2. Leaders are better when they come together.

As we address challenges, we can also seize the opportunities they bring. To meet these challenges, we should embrace collaboration, research, and reimagining the status quo. We can invite teachers, students, parents, and community members to come together to study new possibilities and clarify next steps can build the foundation for effective cultural change. We can partner with leaders from different schools and with members of different communities to help us generate new ideas and integrate innovative approaches.

I am grateful for my experience and development through YU Lead, and for the questions and possibilities that my colleagues in the program have raised. They note the current circumstances in Jewish day schools. Together, we have helped one another identify approaches that work best, think creatively about what could work better, and discover new possibilities for our schools. Among these are:

• Learn with a group of peers who inspire and challenge you.

• Read up on new ideas that you can put into action.

• Write to clarify your thinking and to share your ideas.

• Have a mentor as a sounding board, as well as a source of inspiration and guidance.

• Come together with other leaders to challenge conventional thinking and support growth

3. It is time to rethink supervision of teachers.

YU Lead sessions help us imagine ways to encourage the formation of professional learning communities (PLCs) in our schools. PLCs are a wonderful way to empower teachers to partner with colleagues to help support and advance their efforts to grow.

4. Where you learn is almost as important as what and how you learn.

School leaders are also reimagining the physical spaces of our schools.  We are considering how we can infuse more flexibility in our indoor and outdoor spaces to allow students to transform their contexts to meet the needs, interests, and the possibilities of their varied learning goals and circumstances.

5. Minding the gap between rhetoric and practice requires asking the right questions.

One of the greatest challenges we face as school leaders is closing the gap between stated goals and lived realities, between what we aspire to change and what we continue to do simply because that is how it has always been done.  In YU Lead, we have been addressing this challenge by identifying our values and priorities and then generating ideas for expressing and implementing them.  Doing so has led our group toward identifying and thinking deeply about a host of salient questions, such as…

As we embrace innovative thinking, shifting perspectives on what works best, and upending more traditional approaches to teaching, learning and, leadership within our schools, how do we inspire and encourage the adoption of more progressive visions and reconstituted missions?

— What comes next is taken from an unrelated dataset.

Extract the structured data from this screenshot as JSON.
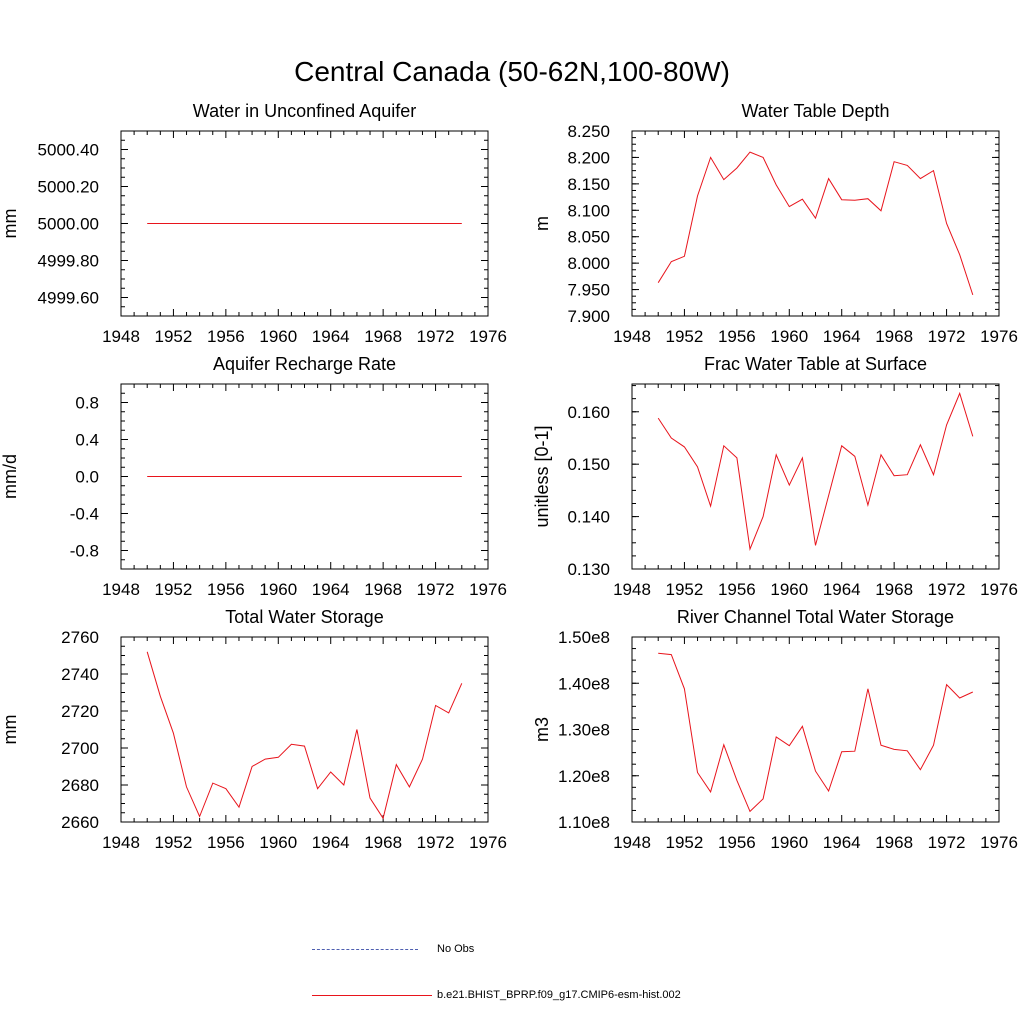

How do we co-create with our fellow leaders, teachers, students, and parents the culture that we want to develop across our schools?

And as we focus ourselves on developing more child-centered learning opportunities in our schools, how can we extend aspects of that approach to meeting our children’s spiritual needs?

How can we make our children’s Tefillah more meaningful, their connection to Israel deeper, and their part in an evolving narrative of Jewish faith and community more secure?  

How can we provide student support in ways that sees each child’s unique identities, challenges, and gifts?

It’s an exciting time to be shaping the future of education and our Jewish future within our schools. YU lead emphasizes that we can do this best by joining together, by seeking out ideas from our colleagues at other schools, by sharing our own effective innovations, and by supporting all of our efforts in the pursuit of the possible and the reach for excellence.